[Dyslipidemia and cardiovascular risk in type 2 diabetes mellitus patients with associated diabetic nephropathy].Nefrologia. 2002; 22 Suppl 1:51-8.N
Diabetes patients with concomitant diabetic nephropathy are especially destined to cardiovascular complications due to the presence of microalbuminuria or proteinuria, that are potent inductors of dyslipidaemia.
We have studied 98 type 2 diabetes mellitus patients, 61 male and 37 female, mean age 63 +/- 13 year old, all of them with overt proteinuria (above 500 mg/day), divided into 4 groups: G-I (n = 13): patients with t. cholesterol > 6.25 mmol/l treated with fibric-acid derivatives; G-II (n = 52): hypercholesterolemic patients treated with statins; G-III (n = 20): hypercholesterolemic patients with no lipid-lowering intervention; G-IV (n = 13): normocholesterolemic patients (control group). Lipidic profile, proteinuria and renal function have being compared after 1, 3 and 5 years.

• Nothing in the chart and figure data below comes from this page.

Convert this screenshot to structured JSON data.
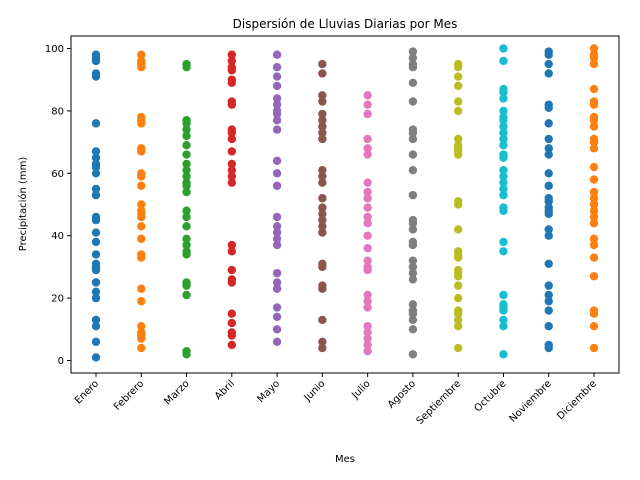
{
  "chart_data": {
    "type": "scatter",
    "title": "Dispersión de Lluvias Diarias por Mes",
    "xlabel": "Mes",
    "ylabel": "Precipitación (mm)",
    "ylim": [
      -4,
      104
    ],
    "yticks": [
      0,
      20,
      40,
      60,
      80,
      100
    ],
    "grid": false,
    "categories": [
      "Enero",
      "Febrero",
      "Marzo",
      "Abril",
      "Mayo",
      "Junio",
      "Julio",
      "Agosto",
      "Septiembre",
      "Octubre",
      "Noviembre",
      "Diciembre"
    ],
    "colors": [
      "#1f77b4",
      "#ff7f0e",
      "#2ca02c",
      "#d62728",
      "#9467bd",
      "#8c564b",
      "#e377c2",
      "#7f7f7f",
      "#bcbd22",
      "#17becf",
      "#1f77b4",
      "#ff7f0e"
    ],
    "series": [
      {
        "category": "Enero",
        "values": [
          98,
          97,
          96,
          92,
          91,
          76,
          67,
          65,
          63,
          62,
          60,
          55,
          53,
          46,
          45,
          41,
          38,
          34,
          31,
          30,
          29,
          25,
          22,
          20,
          13,
          11,
          6,
          1
        ]
      },
      {
        "category": "Febrero",
        "values": [
          98,
          96,
          95,
          94,
          78,
          77,
          76,
          68,
          67,
          60,
          59,
          56,
          50,
          48,
          47,
          46,
          43,
          39,
          34,
          33,
          23,
          19,
          11,
          9,
          8,
          7,
          4
        ]
      },
      {
        "category": "Marzo",
        "values": [
          95,
          94,
          77,
          76,
          74,
          72,
          69,
          66,
          63,
          61,
          59,
          57,
          56,
          54,
          48,
          46,
          43,
          39,
          37,
          35,
          34,
          25,
          24,
          21,
          3,
          2
        ]
      },
      {
        "category": "Abril",
        "values": [
          98,
          96,
          94,
          93,
          90,
          89,
          83,
          82,
          74,
          73,
          71,
          67,
          63,
          61,
          59,
          57,
          37,
          35,
          29,
          26,
          25,
          15,
          12,
          9,
          8,
          5
        ]
      },
      {
        "category": "Mayo",
        "values": [
          98,
          94,
          91,
          88,
          84,
          82,
          80,
          79,
          77,
          74,
          64,
          60,
          56,
          46,
          43,
          41,
          39,
          37,
          28,
          25,
          23,
          17,
          14,
          10,
          6
        ]
      },
      {
        "category": "Junio",
        "values": [
          95,
          92,
          85,
          83,
          79,
          77,
          75,
          73,
          71,
          61,
          59,
          57,
          52,
          49,
          47,
          45,
          43,
          41,
          31,
          30,
          24,
          23,
          13,
          6,
          4
        ]
      },
      {
        "category": "Julio",
        "values": [
          85,
          82,
          79,
          71,
          68,
          66,
          57,
          54,
          52,
          49,
          46,
          44,
          40,
          36,
          32,
          30,
          29,
          21,
          19,
          17,
          11,
          9,
          7,
          5,
          3
        ]
      },
      {
        "category": "Agosto",
        "values": [
          99,
          97,
          95,
          94,
          89,
          83,
          74,
          73,
          71,
          66,
          61,
          53,
          45,
          44,
          42,
          38,
          37,
          32,
          30,
          28,
          26,
          18,
          16,
          15,
          13,
          10,
          2
        ]
      },
      {
        "category": "Septiembre",
        "values": [
          95,
          94,
          91,
          88,
          83,
          80,
          71,
          69,
          68,
          67,
          66,
          51,
          50,
          42,
          35,
          34,
          33,
          29,
          28,
          27,
          24,
          20,
          16,
          15,
          13,
          11,
          4
        ]
      },
      {
        "category": "Octubre",
        "values": [
          100,
          96,
          87,
          86,
          84,
          80,
          78,
          77,
          75,
          73,
          71,
          69,
          66,
          65,
          61,
          59,
          57,
          55,
          53,
          49,
          48,
          38,
          35,
          21,
          18,
          17,
          16,
          13,
          11,
          2
        ]
      },
      {
        "category": "Noviembre",
        "values": [
          99,
          98,
          95,
          92,
          82,
          81,
          76,
          71,
          68,
          66,
          60,
          56,
          52,
          51,
          49,
          48,
          47,
          42,
          40,
          31,
          24,
          21,
          19,
          16,
          11,
          5,
          4
        ]
      },
      {
        "category": "Diciembre",
        "values": [
          100,
          98,
          97,
          95,
          87,
          83,
          82,
          78,
          77,
          75,
          71,
          70,
          68,
          62,
          58,
          54,
          52,
          50,
          48,
          46,
          44,
          39,
          37,
          33,
          27,
          16,
          15,
          11,
          4
        ]
      }
    ]
  }
}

Base-line characteristics of the patients were similar when regarding age, onset of diabetes or nephropathy. Only proteinuria was higher in statins-treated group (p < 0.05). Fibric-acid derivatives were more effective on hypertriglyceridaemia while statins were more effective lowering LDL cholesterol. A gemfibrocyl-treated patient presented a rhabdomyolysis episode. Statins were safe and well tolerated. Nine patients (19%) in G-II, 2 patients (10%) in G-III and 1 patient (7%) in G-IV achieved end-stage renal failure. Five-year cardiovascular mortality and all-cause mortality rate were 23%/23% in G-I, 13%/19% in G-II, 20%/25% in G-III and 31%/31% in G-IV. The difference was statistically significant when comparing normocolesterolemic versus statin-treated patients (p < 0.05).
Lipid-lowering therapy could probably delay but not avoid the progression of diabetic nephropathy. Since dyslipidaemia is closely related to the progression of cardiovascular disease and mortality, an aggressive lipid-lowering therapy is recommended, irrespectively of its potential effect on diabetic nephropathy.